O que eu procuro atingir, portanto, é se não a verdade do mundo, a verdade de meu mundo, afinal inapreensível em sua totalidade, mas mesmo assim, ou por isso mesmo, tentador e belo, com seu sol luminoso e selvagem, tão selvagem que não podemos vê-lo. Procuro me aproximar dele com as histórias, os mitos, os personagens, as cabras, as pedras, o planalto seco e frio de minha região parda, pedregosa e empoeirada. Esta visão ardente — grosseira e harmoniosa, ao mesmo tempo — é o cerne para onde se dirige meu trabalho de escritor. Admito, a exemplo do que acontece com o público e com a arte popular de minha região — o mamulengo, o romanceiro —, a mentira geral do teatro para que isso me possibilite comunicar aos outros, na medida de minhas forças, a substância deste mundo. Nunca o teatro conseguirá reproduzir a vida, que se reinventa a cada instante. Assim, sem exageros que acabem a ilusão consentida do público, é melhor não apelar para as muletas do verismo nem esconder as traves da arquitetura teatral — sejam as do autor, as do encenador ou as dos atores, pois todos nós temos as nossas; assim o público, vendo que não pretendemos enganá-lo, que não queremos competir com a vida, aceita nossos andaimes de papel, madeira e cola e pode, graças a essa generosidade, participar de nossa maravilhosa realidade transfigurada. A vida e o mundo são os motivos, que aparecem transfigurados, no teatro. Meu teatro procura se aproximar da parte do mundo que me foi dada; um mundo de sol e de poeira, como o que conheci em minha infância, com atores ambulantes ou bonecos de mamulengo representando gente comum e às vezes representando atores, com cangaceiros, santos, poderosos, assassinos, ladrões, palhaços, prostitutas, juízes, avarentos, luxuriosos,  medíocres, homens e mulheres de bem — enfim, um mundo de que não estejam ausentes — se não no teatro, que não é disso, mas na poesia ou na novela — nem mesmo os seres da vida mais humilde, as pastagens, o gado, as pedras, todo este conjunto de que o sertão está povoado.

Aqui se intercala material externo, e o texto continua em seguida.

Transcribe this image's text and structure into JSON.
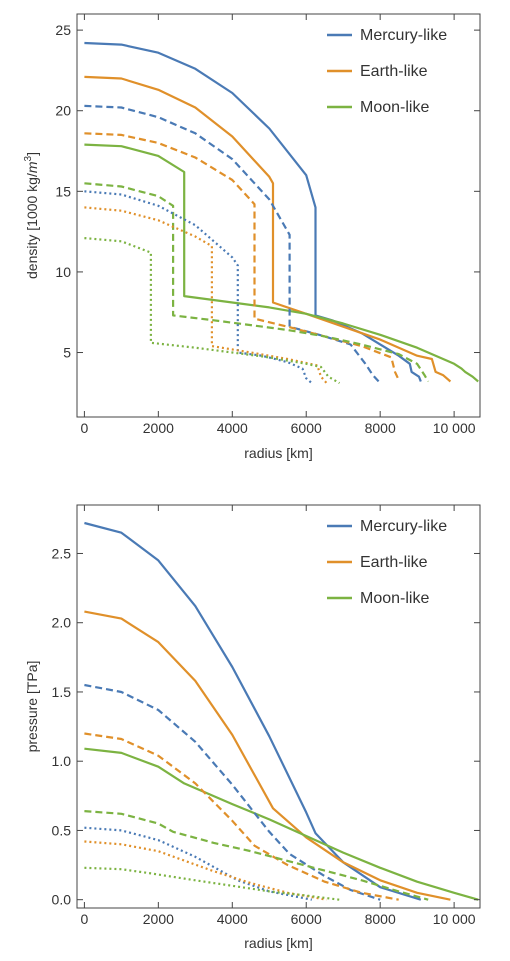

Isto é o que venho procurando fazer. Sei que é um plano ambicioso, mas não posso estar pensando nisso, nem em se venho ou não conseguindo pô-lo em prática: terminaria ficando desesperado.
Assim, tendo dito o que quis fazer, entrego a peça aos leitores: que eles a julguem novamente, como já aconteceu com o público que a viu no palco. E, se o que disse aqui contribuiu para um maior entendimento entre nós, dou-me por satisfeito.


Ariano Suassuna - do início do livro "O Santo e a Porca" de 1964.